Undifferentiated monocytes in the red pulp of the spleen are activated and migrate to areas of tissue that have suffered ischemic myocardial injury9. CD11b+Gr-1+ myeloid cells are among the immunosuppressive cells in the spleen and bone marrow10. In conditions with multiple inflammatory stimuli, such as DSS-induced colitis and TPA-induced skin inflammation, the number of CD11b+Gr-1+ myeloid cells is markedly increased in the circulation, as these cells are released from the spleen and bone marrow to perform related immune functions11.

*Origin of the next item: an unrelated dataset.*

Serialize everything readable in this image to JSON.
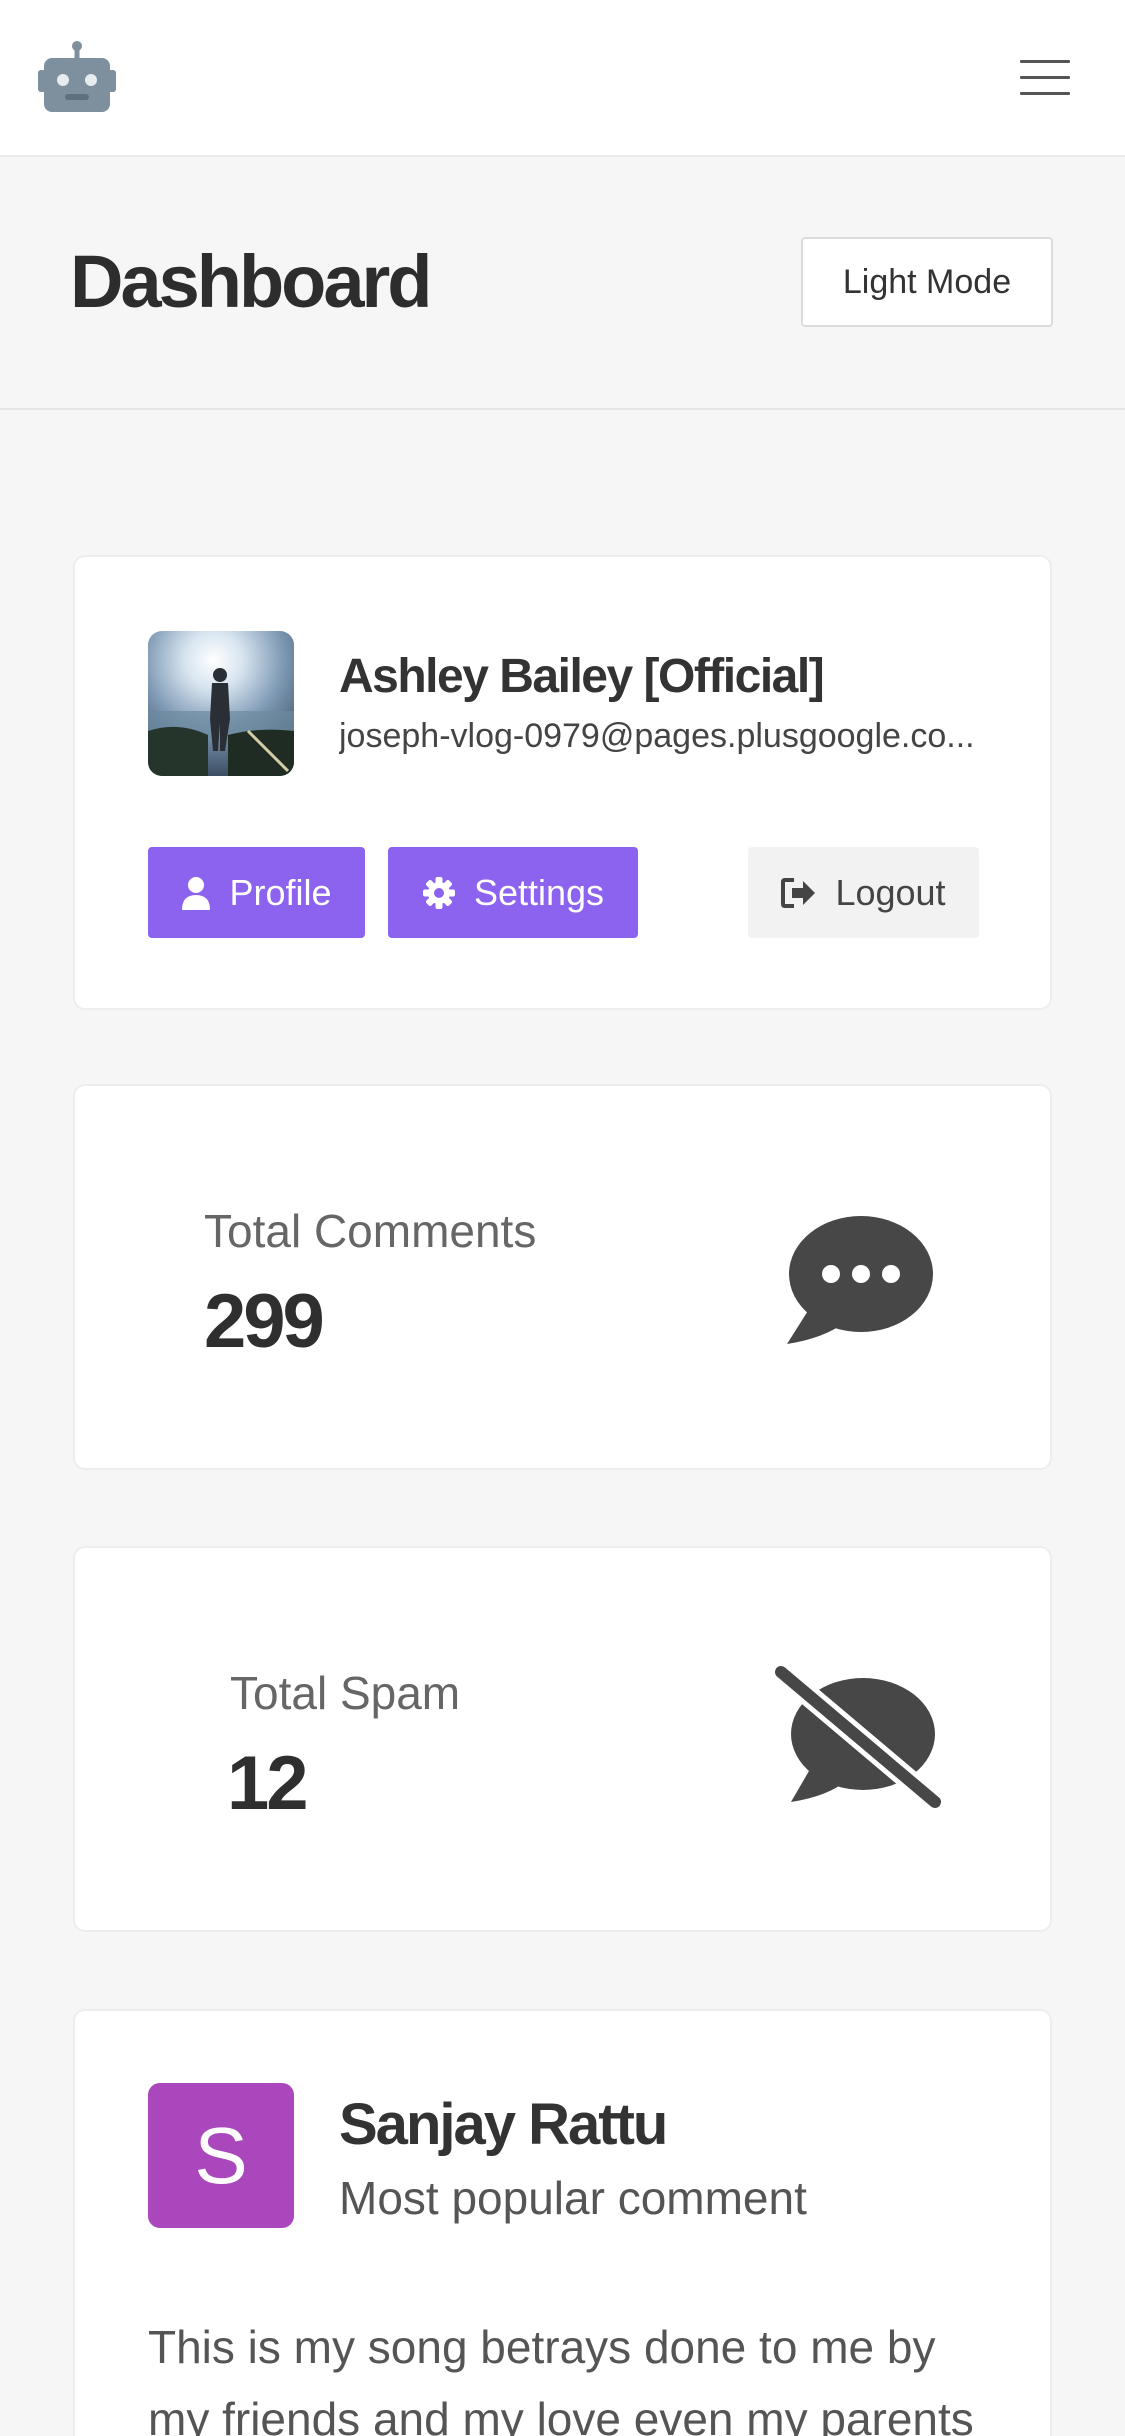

In the present study, we used a murine MI model to test the hypothesis that the administration of NaHS pre- and post-coronary artery occlusion could protect the heart from myocardial injury and improve survival; we further explored the mechanism of NaHS-mediated cardioprotection, specifically the regulation of CD11b+Gr-1+ myeloid cells and Bax/Bcl-2 apoptotic signaling. The findings provided a novel insight into the cardioprotective role of H2S in the pathophysiology of MI and the post-MI immune response and they improved our understanding of clinical therapies for the cardiovascular system.
Results
NaHS improves survival
The survival was 100% in the sham-operated mice, while 29 of 32 (91%) mice in the MI + NaHS group survived, compared with 21 of 32 (66%) in the MI + Saline group (Fig. 1). The causes of death in each group are summarized in Table 1. The most frequent cause of post-MI death in both MI groups was ventricular rupture (45% in MI + Saline versus 33% in MI + NaHS), which occurred within 24 hrs post-MI.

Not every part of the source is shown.